Toutefois, amour et sexualité ne feraient souvent qu’un. «L’amour est un état affectif qui relève du ressenti vis-à-vis d’une personne qui devient indispensable pour la survie psychologique d’une autre, c’est ce qu’on appelle l’état amoureux. Ce sentiment doit se différencier de la sexualité qui, elle, a deux visées : l’une liée à la reproduction de l’espèce humaine et l’autre qui est exclusivement pulsionnelle.» développe le psychanalyste. Dans notre société, l’amour au féminin n’aurait pas de statut.
Le psychologue Hassane Nehas remarque que la femme n’a pas toujours le droit de vivre un état amoureux, c’est-à-dire un état choisi et non imposé. Pour mieux nous rapprocher d’une définition un tant soi peu familière, d’une explication bien de chez nous, de ce que pourrait être l’amour, nous sommes partis à la cueillette des témoignages…
Layal, 20 ans, réaliste :
«Pour moi, l’amour est un mythe, une énigme.

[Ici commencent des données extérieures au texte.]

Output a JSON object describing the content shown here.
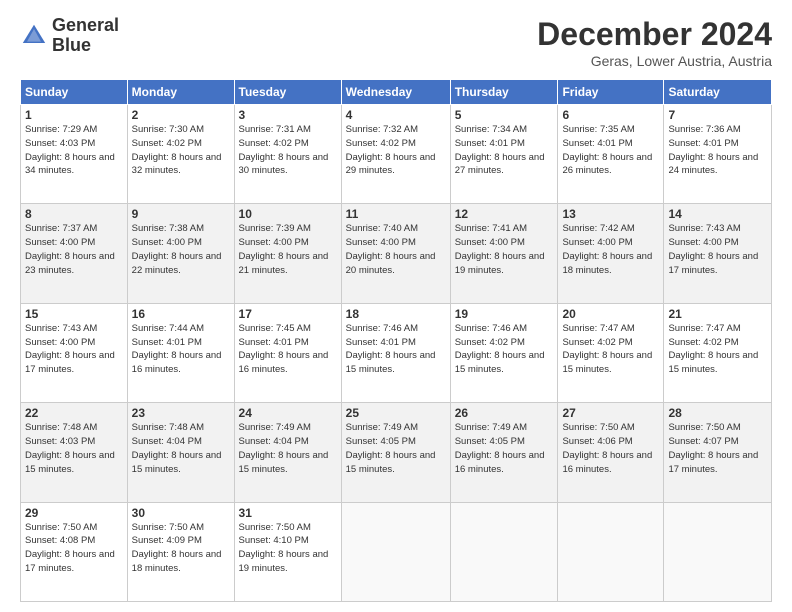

Dans les poèmes, les films ou les chansons, c’est un partage de sensations et de plaisir, mais en réalité je n’y attache pas beaucoup d’importance, c’est un choix. J’attends de voir ce qui va se passer après, peut-être que je changerai d’avis, mais c’est trop beau pour être vrai en tout cas.
En plus, je ne suis jamais tombée amoureuse! »
Houcine, 30 ans, sage :
«Personnellement, je pense que 75% des Marocains doivent assimiler l’amour au Mariage. Cela ne naît pas du hasard à mon sens, car beaucoup de parents n’approuveraient pas que leurs filles – peu importe leur âge – tombent amoureuses sans être mariées! C’est un peu curieux, cette façon de penser semble être archaïque, pourtant beaucoup de gens l’adoptent. Il faudrait admettre que les jeunes ont le droit de zigzaguer un peu…»
Latifa, 21 ans, novice :
«L’amour je ne l’ai pas encore expérimenté, donc je ne peux pas dire ce que c’est que concrètement.
C’est peut-être la tendresse et l’affection que l’on ressent envers les gens qui nous entourent, qu’ils soient des enfants, des femmes ou des personnes âgées.
Avec eux, on sait ce que c’est que le vrai bonheur, mais surtout le plaisir d’être en bonne compagnie.»
Khalid, 23 ans, spirituel :
«L’essence de l’amour c’est l’affection parentale, et celui de Dieu. Mais l’amour dans le sens sentimental du terme n’est pas toujours évident, car les relations entre filles et garçons sont souvent douteuses. Pour moi, l’amour est beaucoup plus qu’un moyen matériel. L’amour spirituel est beaucoup plus profond et durable. L’amour de la paix est devenu une nécessité, vu la barbarie du monde dans lequel nous vivons.»
Sarah, 19 ans, romantique :
«L’amour est un sentiment noble, il n’a rien de déshonorant. Le véritable amour pour moi, c’est de savoir donner sans rien attendre en retour, c’est aussi de vivre une histoire avec quelqu’un qui me comprendra et qui saura partager mes joies et peines. Toutefois, il ne faut pas tenter de le définir, cela détruirait son côté mystérieux, il faudrait plutôt le ressentir. Et puis, quand nous arriverons un jour à aimer sans rien demander en contrepartie, notre bonne étoile sera de notre côté.»
Amour = Mariage ?
Pourquoi assimile-t-on souvent l’amour à la bague au doigt et aux enfants. Roméo et Juliette sont incontestablement les meilleurs tourtereaux de tous les temps, oserait-on dire qu’ils ne se sont pas aimés? Néanmoins, dans notre société le mariage ne serait pas toujours Le tueur de l’amour… Rétrospective : il y a à peine une quarantaine d’années, la femme marocaine n’avait le droit de découvrir le visage de son mari que quand celui-ci franchissait le seuil de sa maison, ou plutôt celle de ses parents. L’heureuse élue était souvent rencontrée dans un hammam ou dans un souk par sa future belle-mère qui arrangeait les préparatifs du mariage. Aujourd’hui un nouveau phénomène est sorti des limbes : le coup de foudre ! La femme a été émancipée et par conséquent le mariage et les rencontres ont été modernisés. Il suffit de faire un tour dans nos grands boulevards pour remarquer que les lieux de rencontres poussent comme des champignons, sans parler des sites de «tchat» sur le web. Encore faudrait-il s’interroger sur l’origine de l’amalgame…
Comment exprime-t-on l’amour ?
Exprime-t-on l’amour de la même façon à 10, 20, 40 ou 70 ans ? Quand il s’agit de cette sensation indicible, beaucoup de personnes excessivement pudiques préfèrent s’éclipser et se camoufler pour déclarer leur douce flamme. «Dans un couple, ce n’est pas la peine de se dire je t’aime, cela se ressent. Les sentiments s’expriment par les gestes, les faits…», nous révèle un septuagénaire. «Je sais très bien de quoi je vous parle, je vous le dis en connaissance de cause ! », ajoute-t-il en souriant.